FALN Prisoner Release
What does it mean for POWDs?
By Chuck Armsbury, Senior Editor
Not all comments have been completely critical, however. Prisoner Fred Leyland suggests, "Since a precedent for clemency exists with the President's recent foray into forgiveness, we must engage in a dialogue that explores the conditions of clemency, and see if they are applicable to the debate concerning amnesty for nonviolent prisoners."
The "debate" over amnesty may prove inconclusive while attempting to reconcile the gnarly inconsistencies of judicial fairness and equity. Also, this debate can sidetrack due to inflammatory misinformation and cursory reflections on violence and nonviolence. So when we talk about violence, and is it justified, what do we really mean by that?
Using the inflammatory term "terrorist" to describe members of the FALN (Fuerzas Armadas de Liberacion Nacional Puertorriquena) is typical of some negative comments received by Razor Wire editors. Let's begin dialogue with some background information about these so-called "terrorists."
"Who are these political prisoners? Why has their release generated fierce opposition? How did they win their freedom after two decades of imprisonment? What can all prisoners learn from this clemency struggle about our own struggles for human rights and freedom?" writes Linda Evans in Prison Legal News (December l999). Evans, along with co-columnist Marilyn Buck, are longtime activists still held captive after l5 years by the Federal Bureau of Prisons. "All of them had been activists within the Chicago and New York Puerto Rican communities, or on the island itself, during the l960s and l970s. They had been teachers, social workers, artists, and media workers. They spent nearly 20 years in prison, and now most of them are in their 50's," wrote Evans.
These men and women dared call themselves POWs, combatants for Puerto Rican independence, soldiers in a century-old colonial struggle between the United States and the still-colonized island of Puerto Rico.
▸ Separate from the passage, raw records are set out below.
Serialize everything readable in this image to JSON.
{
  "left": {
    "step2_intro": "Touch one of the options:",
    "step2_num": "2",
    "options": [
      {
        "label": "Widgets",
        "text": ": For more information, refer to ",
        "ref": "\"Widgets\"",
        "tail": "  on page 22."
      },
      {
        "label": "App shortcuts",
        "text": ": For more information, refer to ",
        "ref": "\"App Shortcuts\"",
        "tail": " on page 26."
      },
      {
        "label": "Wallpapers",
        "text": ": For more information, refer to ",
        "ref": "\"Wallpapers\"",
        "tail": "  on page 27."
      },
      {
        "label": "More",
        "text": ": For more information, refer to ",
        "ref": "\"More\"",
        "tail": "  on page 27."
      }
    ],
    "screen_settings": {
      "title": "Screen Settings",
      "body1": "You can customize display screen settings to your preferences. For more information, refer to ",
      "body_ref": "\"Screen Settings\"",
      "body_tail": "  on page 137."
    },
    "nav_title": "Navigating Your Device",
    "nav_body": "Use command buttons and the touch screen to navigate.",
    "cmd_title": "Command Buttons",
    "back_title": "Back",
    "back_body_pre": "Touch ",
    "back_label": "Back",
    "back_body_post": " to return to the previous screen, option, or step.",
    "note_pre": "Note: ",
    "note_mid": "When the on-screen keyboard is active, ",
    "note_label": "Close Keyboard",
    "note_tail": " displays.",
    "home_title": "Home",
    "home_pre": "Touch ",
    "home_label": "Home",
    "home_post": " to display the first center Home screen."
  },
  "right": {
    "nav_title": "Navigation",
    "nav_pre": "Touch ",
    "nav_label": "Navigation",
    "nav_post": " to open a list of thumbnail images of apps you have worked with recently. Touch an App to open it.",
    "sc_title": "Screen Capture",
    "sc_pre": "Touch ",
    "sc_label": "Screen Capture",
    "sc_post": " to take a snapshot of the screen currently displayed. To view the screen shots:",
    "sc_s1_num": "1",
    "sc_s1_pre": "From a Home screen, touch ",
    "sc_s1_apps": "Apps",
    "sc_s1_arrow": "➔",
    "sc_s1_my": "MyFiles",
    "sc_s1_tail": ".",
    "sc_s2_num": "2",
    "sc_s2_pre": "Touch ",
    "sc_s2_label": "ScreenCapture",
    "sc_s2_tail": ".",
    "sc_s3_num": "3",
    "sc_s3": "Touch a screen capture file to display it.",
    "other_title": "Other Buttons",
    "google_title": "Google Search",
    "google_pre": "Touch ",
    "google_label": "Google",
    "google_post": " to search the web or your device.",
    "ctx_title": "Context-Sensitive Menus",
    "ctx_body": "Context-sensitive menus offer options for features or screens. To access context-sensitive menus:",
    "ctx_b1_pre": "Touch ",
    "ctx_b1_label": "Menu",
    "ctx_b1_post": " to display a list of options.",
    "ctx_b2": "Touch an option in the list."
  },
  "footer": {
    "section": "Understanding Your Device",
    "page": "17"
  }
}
When arrested in l980, each prisoner asserted the right to be tried by an international tribunal, and after denial, refused to participate in legal proceedings carried out in U.S. federal court.
The FALN defendants received sentences from 35 to 98 years for "seditious conspiracy", the same charge that kept Nelson Mandela in prison in South Africa for 27 years. Once labeled a "terrorist", Mandela is now a hero to millions of people who overthrew (nonviolently for the most part) a racist, apartheid government.
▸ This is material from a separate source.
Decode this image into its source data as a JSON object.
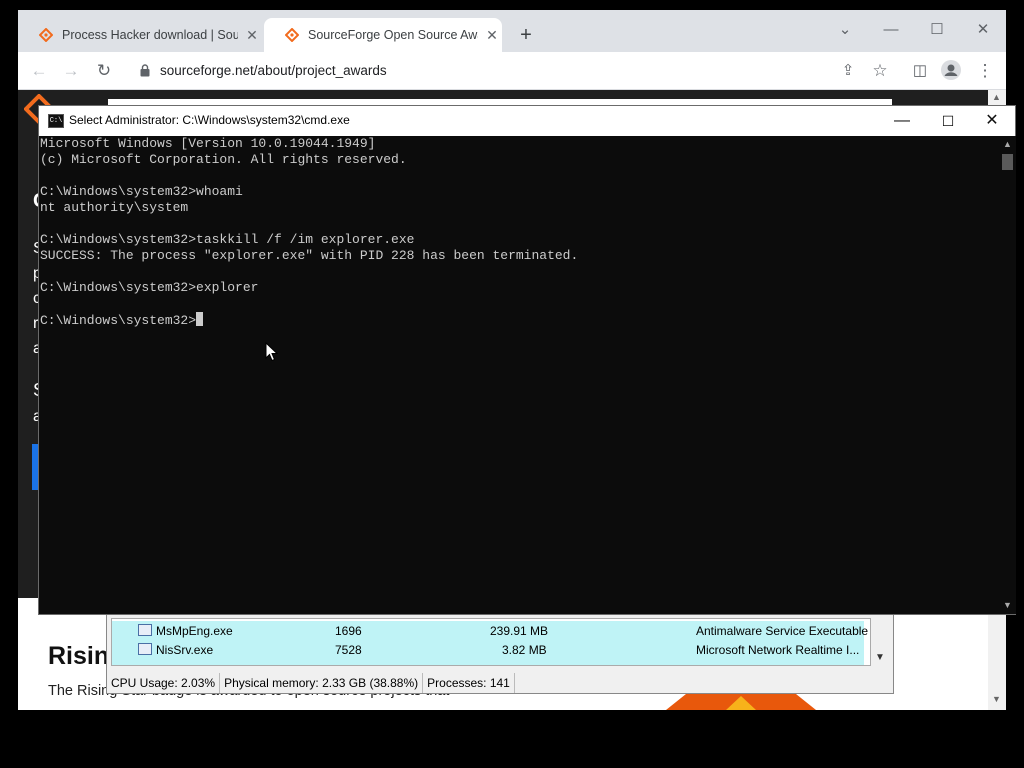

Likewise, captive FALN prisoners are heroes to l50,000 island residents who rallied in San Juan, Puerto Rico for their release in l996 when Clinton was first presented a l0,000-signature petition for amnesty. The imprisoned combatants will likely be honored and remembered as dedicated fighters for freedom from U.S. colonial domination of Puerto Rico, a bitter conflict still aflame over environmental, labor, and U.S. military abuses on the island. Puerto Ricans cannot vote in U.S. elections.
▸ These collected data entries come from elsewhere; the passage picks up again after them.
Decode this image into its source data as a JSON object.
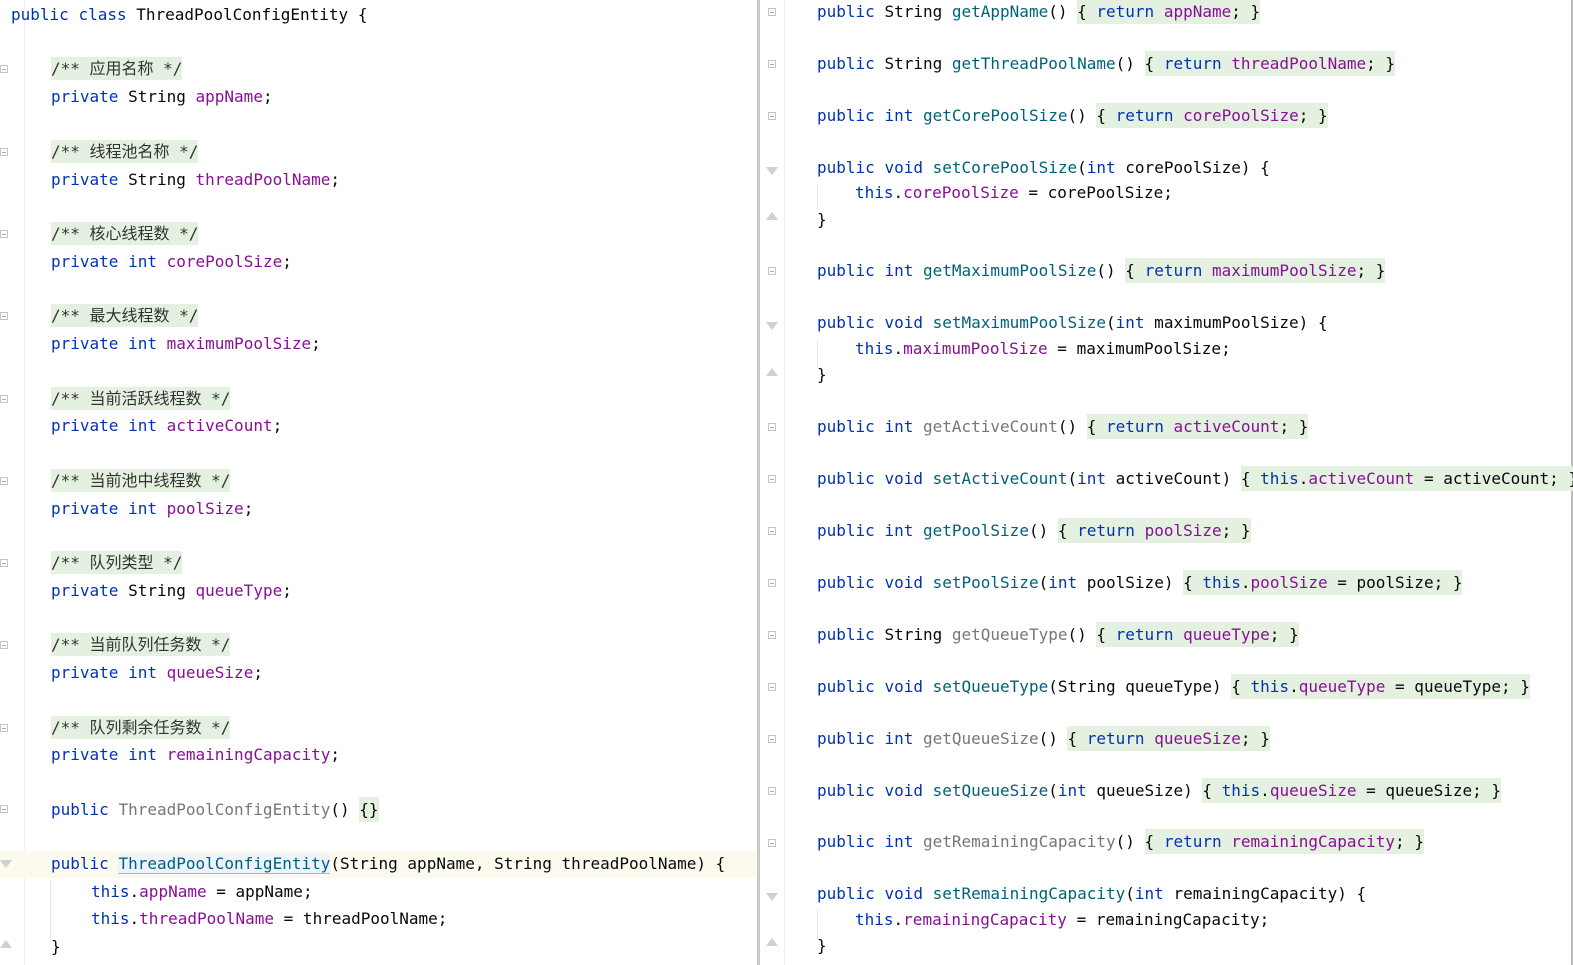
{
  "left_editor": {
    "class_decl": {
      "kw1": "public",
      "kw2": "class",
      "name": "ThreadPoolConfigEntity",
      "brace": "{"
    },
    "fields": [
      {
        "comment": "/** 应用名称 */",
        "modifier": "private",
        "type": "String",
        "name": "appName"
      },
      {
        "comment": "/** 线程池名称 */",
        "modifier": "private",
        "type": "String",
        "name": "threadPoolName"
      },
      {
        "comment": "/** 核心线程数 */",
        "modifier": "private",
        "type": "int",
        "name": "corePoolSize"
      },
      {
        "comment": "/** 最大线程数 */",
        "modifier": "private",
        "type": "int",
        "name": "maximumPoolSize"
      },
      {
        "comment": "/** 当前活跃线程数 */",
        "modifier": "private",
        "type": "int",
        "name": "activeCount"
      },
      {
        "comment": "/** 当前池中线程数 */",
        "modifier": "private",
        "type": "int",
        "name": "poolSize"
      },
      {
        "comment": "/** 队列类型 */",
        "modifier": "private",
        "type": "String",
        "name": "queueType"
      },
      {
        "comment": "/** 当前队列任务数 */",
        "modifier": "private",
        "type": "int",
        "name": "queueSize"
      },
      {
        "comment": "/** 队列剩余任务数 */",
        "modifier": "private",
        "type": "int",
        "name": "remainingCapacity"
      }
    ],
    "default_ctor": {
      "kw": "public",
      "name": "ThreadPoolConfigEntity",
      "parens": "()",
      "body": "{}"
    },
    "full_ctor": {
      "kw": "public",
      "name": "ThreadPoolConfigEntity",
      "params": "(String appName, String threadPoolName) {",
      "line1": {
        "this": "this",
        "field": "appName",
        "rest": " = appName;"
      },
      "line2": {
        "this": "this",
        "field": "threadPoolName",
        "rest": " = threadPoolName;"
      },
      "close": "}"
    }
  },
  "right_editor": {
    "getAppName": {
      "kw": "public",
      "type": "String",
      "name": "getAppName",
      "parens": "()",
      "return_kw": "return",
      "field": "appName"
    },
    "getThreadPoolName": {
      "kw": "public",
      "type": "String",
      "name": "getThreadPoolName",
      "parens": "()",
      "return_kw": "return",
      "field": "threadPoolName"
    },
    "getCorePoolSize": {
      "kw": "public",
      "type": "int",
      "name": "getCorePoolSize",
      "parens": "()",
      "return_kw": "return",
      "field": "corePoolSize"
    },
    "setCorePoolSize": {
      "kw": "public",
      "type": "void",
      "name": "setCorePoolSize",
      "param_type": "int",
      "param_rest": " corePoolSize) {",
      "body_this": "this",
      "body_field": "corePoolSize",
      "body_rest": " = corePoolSize;",
      "close": "}"
    },
    "getMaximumPoolSize": {
      "kw": "public",
      "type": "int",
      "name": "getMaximumPoolSize",
      "parens": "()",
      "return_kw": "return",
      "field": "maximumPoolSize"
    },
    "setMaximumPoolSize": {
      "kw": "public",
      "type": "void",
      "name": "setMaximumPoolSize",
      "param_type": "int",
      "param_rest": " maximumPoolSize) {",
      "body_this": "this",
      "body_field": "maximumPoolSize",
      "body_rest": " = maximumPoolSize;",
      "close": "}"
    },
    "getActiveCount": {
      "kw": "public",
      "type": "int",
      "name": "getActiveCount",
      "parens": "()",
      "return_kw": "return",
      "field": "activeCount"
    },
    "setActiveCount": {
      "kw": "public",
      "type": "void",
      "name": "setActiveCount",
      "param_type": "int",
      "param_rest": " activeCount)",
      "this_kw": "this",
      "field": "activeCount",
      "rest": " = activeCount;"
    },
    "getPoolSize": {
      "kw": "public",
      "type": "int",
      "name": "getPoolSize",
      "parens": "()",
      "return_kw": "return",
      "field": "poolSize"
    },
    "setPoolSize": {
      "kw": "public",
      "type": "void",
      "name": "setPoolSize",
      "param_type": "int",
      "param_rest": " poolSize)",
      "this_kw": "this",
      "field": "poolSize",
      "rest": " = poolSize;"
    },
    "getQueueType": {
      "kw": "public",
      "type": "String",
      "name": "getQueueType",
      "parens": "()",
      "return_kw": "return",
      "field": "queueType"
    },
    "setQueueType": {
      "kw": "public",
      "type": "void",
      "name": "setQueueType",
      "param_type": "String",
      "param_rest": " queueType)",
      "this_kw": "this",
      "field": "queueType",
      "rest": " = queueType;"
    },
    "getQueueSize": {
      "kw": "public",
      "type": "int",
      "name": "getQueueSize",
      "parens": "()",
      "return_kw": "return",
      "field": "queueSize"
    },
    "setQueueSize": {
      "kw": "public",
      "type": "void",
      "name": "setQueueSize",
      "param_type": "int",
      "param_rest": " queueSize)",
      "this_kw": "this",
      "field": "queueSize",
      "rest": " = queueSize;"
    },
    "getRemainingCapacity": {
      "kw": "public",
      "type": "int",
      "name": "getRemainingCapacity",
      "parens": "()",
      "return_kw": "return",
      "field": "remainingCapacity"
    },
    "setRemainingCapacity": {
      "kw": "public",
      "type": "void",
      "name": "setRemainingCapacity",
      "param_type": "int",
      "param_rest": " remainingCapacity) {",
      "body_this": "this",
      "body_field": "remainingCapacity",
      "body_rest": " = remainingCapacity;",
      "close": "}"
    },
    "brace_open": "{",
    "brace_close": "}",
    "semicolon": ";",
    "dot": "."
  }
}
It is within this l00-year history of colonization, domination, resistance and continuous struggle that several U.S. citizens were killed or injured in connection with armed actions of FALN against military and political installations in the United States between l974 and l983. Could FALN motivations of anti-colonialism be the same as our own ancestors who fought the British? The prisoners released promised they would not act violently in the future.
In l979 President Carter granted amnesty to the previous generation of Puerto Rican freedom fightersmembers of the Puerto Rican Nationalist Party who had been imprisoned for 25 years. I was acquainted with Nationalist Party member Rafael Miranda at U.S.P. Marion in l97l and uplifted daily by his always-ready smile and hearty greeting. He showed me newspapers from Puerto Rico featuring his wife speaking to huge rallies of people in Puerto Rico about "Ralph." Even while burdened with a long sentence, Rafael was known as a man of integrity, ready to risk it all for human rights' confrontations within the notorious Marion Supermax.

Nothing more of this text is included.